Expensify (2) 2020 Expensify Expensify has announced that October was its highest revenue month and that it has now surpassed $100 million in ARR. It also has more than 10 million users. The company has maintained profitability through most of its history. The news comes after the industry leader SAP Concur saw revenues drop since COVID in SAPs latest set of results.

Ryan Schaffer, Director of Strategy at Expensify
Ryan Schaffer, Director of Strategy at Expensify

Ryan Schaffer, Director of Strategy at Expensify commented: “We have a relatively small staff of 130 employees, so hitting a milestone like $100 million ARR and doing it profitably is pretty exciting for us. We pride ourselves on efficiency, and with over $750,000 in revenue per employee, we’re now in line with some of the best companies in the world.

“We’ve eschewed the ‘growth at all costs’ mentality of Silicon Valley, removing the ‘at all costs’ part to remain focused on a consistent, sustainable, high-growth trajectory.”

Expensify has grown carefully, taking only $20 million in funding it claims.  That figure does not take into account the $11 million debt financing it received from CIBC (Source Crunchbase). Crunchbase also says that it received:

  • $17 million in a Series C funding round in 2015 led by Openview
  • $3.5 million in a funding round led by PJC in 2014
  • $5.7 million funding round led by Redpoint in 2010
  • $1 million seed funding round in 2009.

A total of $27.2 in funding, still quite low even if it above $20 million. Investors are happy with a company that has generated $10 in lifetime revenue for every dollar invested. The company’s EBITDA margin is also north of 25%.

A look back

Led by co-founder David Barrett the company has earned more than $215 million in lifetime revenue. Its price point makes it popular with businesses of all sizes.  It also has a wide range of application integrations that help deliver value. These include QuickBooks, NetSuite, Xero, Sage intact, FinancialForce, Oracle, Bill.com, TSheets.

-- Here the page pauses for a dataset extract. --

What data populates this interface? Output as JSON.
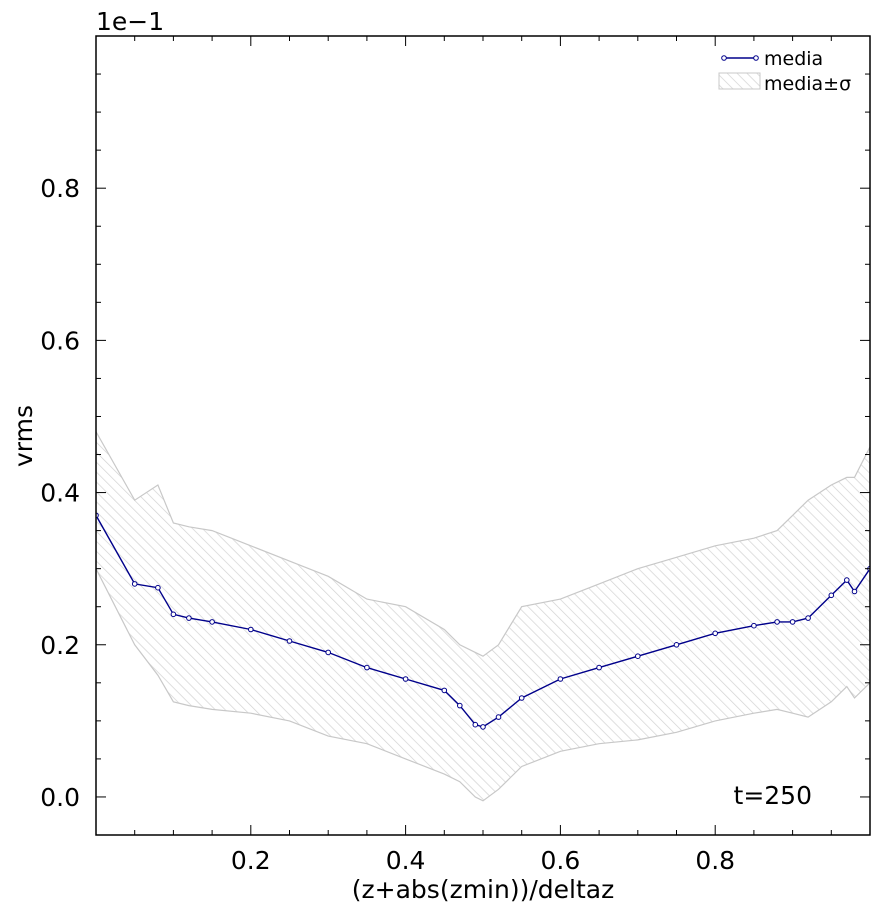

With only 130 employees worldwide, the company is the poster child for fast growth SaaS companies. It also claims to be the tech most efficient tech company in the world and generates more revenue per employees than Intuit, PayPal, and Microsoft. That metric is also increasing, it grew headcount by 9% since 2018, but has increased revenues by 283%

Over the last year, it has continued to develop and extend its product suite. It added a corporate card, travel booking, invoicing, and bill pay to its expenses solution.

Early this year it also launched Expensify.org, a non-profit which aims to tackle some social injustices such as poverty, racism and climate change. Since the pandemic struck the organisation has focused its efforts on providing emergency support for families in the SNAP food program. Expensify was an idea originally born out of Barretts attempt to feed the homeless on the streets of San Francisco with gift cards and technology.

Enterprise Times: What does this mean

People still need to process expenses. More importantly, it seems that companies are still looking to automate the process as traditional paper-based methods are even more cumbersome under COVID restrictions. While the volume of expenses may be down in some countries, especially travel, as experienced by Concur, the market is not finished. What will be interesting is to see what expenses companies develop in response to the changing working methods of COVID.

For some travel, costs may, in fact, rise post-COVID. With working from home, there is no commute, which could not be expensed. In the future, teams meetings may not be held in the office, and people could expense them. This could see an increase in the number of users using solutions such as Expensify. Despite the fall in some expense types, the use of a simple but complete solution as Expensify could help with automating the reimbursement process.